I should admit that I don't really like this prompt because I think it is a little too vague with respect to what flexibility of laws means. The problem at the root of the prompt is clear enough, however. Laws need to be fairly general in scope, since they have to cover many cases. You can have many different laws for many different cases, but you can't have a law for every specific case, since the number of possible cases is infinite and the number of laws will always be relatively small. So I suppose it is possible to argue that the law as such tends to be more flexible the more specific laws there are, but I suspect that for the purposes of this prompt one should think about flexibility with respect to how a judge determines whether a specific law applies or with respect to how a breach of law should be punished.

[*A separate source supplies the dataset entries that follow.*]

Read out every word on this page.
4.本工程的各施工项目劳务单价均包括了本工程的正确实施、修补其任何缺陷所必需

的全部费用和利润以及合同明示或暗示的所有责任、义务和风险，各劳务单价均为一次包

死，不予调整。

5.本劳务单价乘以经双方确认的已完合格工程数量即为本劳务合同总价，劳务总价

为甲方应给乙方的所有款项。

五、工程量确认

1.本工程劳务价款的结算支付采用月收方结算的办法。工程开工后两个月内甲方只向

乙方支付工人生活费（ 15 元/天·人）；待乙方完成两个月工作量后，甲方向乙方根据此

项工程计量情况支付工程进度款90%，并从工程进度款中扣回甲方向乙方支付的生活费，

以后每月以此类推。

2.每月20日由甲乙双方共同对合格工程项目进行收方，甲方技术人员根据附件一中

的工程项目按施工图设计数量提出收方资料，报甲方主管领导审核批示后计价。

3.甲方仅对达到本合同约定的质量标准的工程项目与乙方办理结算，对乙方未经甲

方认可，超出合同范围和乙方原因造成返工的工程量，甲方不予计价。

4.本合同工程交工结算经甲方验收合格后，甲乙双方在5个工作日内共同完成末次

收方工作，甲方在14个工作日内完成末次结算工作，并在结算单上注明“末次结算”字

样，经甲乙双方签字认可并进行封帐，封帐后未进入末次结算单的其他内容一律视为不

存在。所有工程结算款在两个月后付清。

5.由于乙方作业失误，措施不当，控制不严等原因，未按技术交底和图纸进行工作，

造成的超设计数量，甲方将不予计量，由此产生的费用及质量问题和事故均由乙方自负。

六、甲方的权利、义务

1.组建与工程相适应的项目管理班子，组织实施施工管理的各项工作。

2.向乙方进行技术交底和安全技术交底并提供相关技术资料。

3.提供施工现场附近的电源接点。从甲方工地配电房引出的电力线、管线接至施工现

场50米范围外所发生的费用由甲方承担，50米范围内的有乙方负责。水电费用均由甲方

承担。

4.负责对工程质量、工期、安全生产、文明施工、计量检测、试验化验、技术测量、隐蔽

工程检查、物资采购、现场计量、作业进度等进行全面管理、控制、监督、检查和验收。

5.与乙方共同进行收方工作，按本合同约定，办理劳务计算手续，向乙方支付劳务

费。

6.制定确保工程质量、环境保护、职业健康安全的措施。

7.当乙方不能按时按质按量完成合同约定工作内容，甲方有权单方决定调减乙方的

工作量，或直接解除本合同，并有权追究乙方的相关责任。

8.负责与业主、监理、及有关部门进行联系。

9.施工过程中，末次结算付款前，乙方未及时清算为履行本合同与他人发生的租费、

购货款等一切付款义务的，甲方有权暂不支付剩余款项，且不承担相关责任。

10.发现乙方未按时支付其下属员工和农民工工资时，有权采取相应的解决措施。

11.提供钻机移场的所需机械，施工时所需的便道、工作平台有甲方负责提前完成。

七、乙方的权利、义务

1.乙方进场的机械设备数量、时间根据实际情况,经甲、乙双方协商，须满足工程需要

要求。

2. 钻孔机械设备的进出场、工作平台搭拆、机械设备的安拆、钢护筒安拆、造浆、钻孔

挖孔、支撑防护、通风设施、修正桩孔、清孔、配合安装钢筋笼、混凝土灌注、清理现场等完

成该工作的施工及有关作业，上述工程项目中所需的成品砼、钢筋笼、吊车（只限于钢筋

Concerning the latter, the difficulty is that if judges have flexibility with respect to how a convicted criminal is punished (i.e., if the law is flexible in that it does not mandate a specific punishment) then you have the good outcome that the judge can take account of circumstances (stealing food in times of emergency might be less severely punished than stealing at other times) but the unfortunate outcome that the judge, if his hands are not tied by the law, might let his personal prejudices determine in some part how a crime is punished. You argue that laws should not be so flexible as to take account of the "power" and "fortune" of the accused; if that were the case, corruption would ensue. Again, I understand the point, but it is obviously difficult to have the kind of flexibility we might want and avoid the kind of flexibility that we do not. I think you rightly identify the kind of outcomes that we want, but I don't think your essay acknowledges the difficulty of achieving that.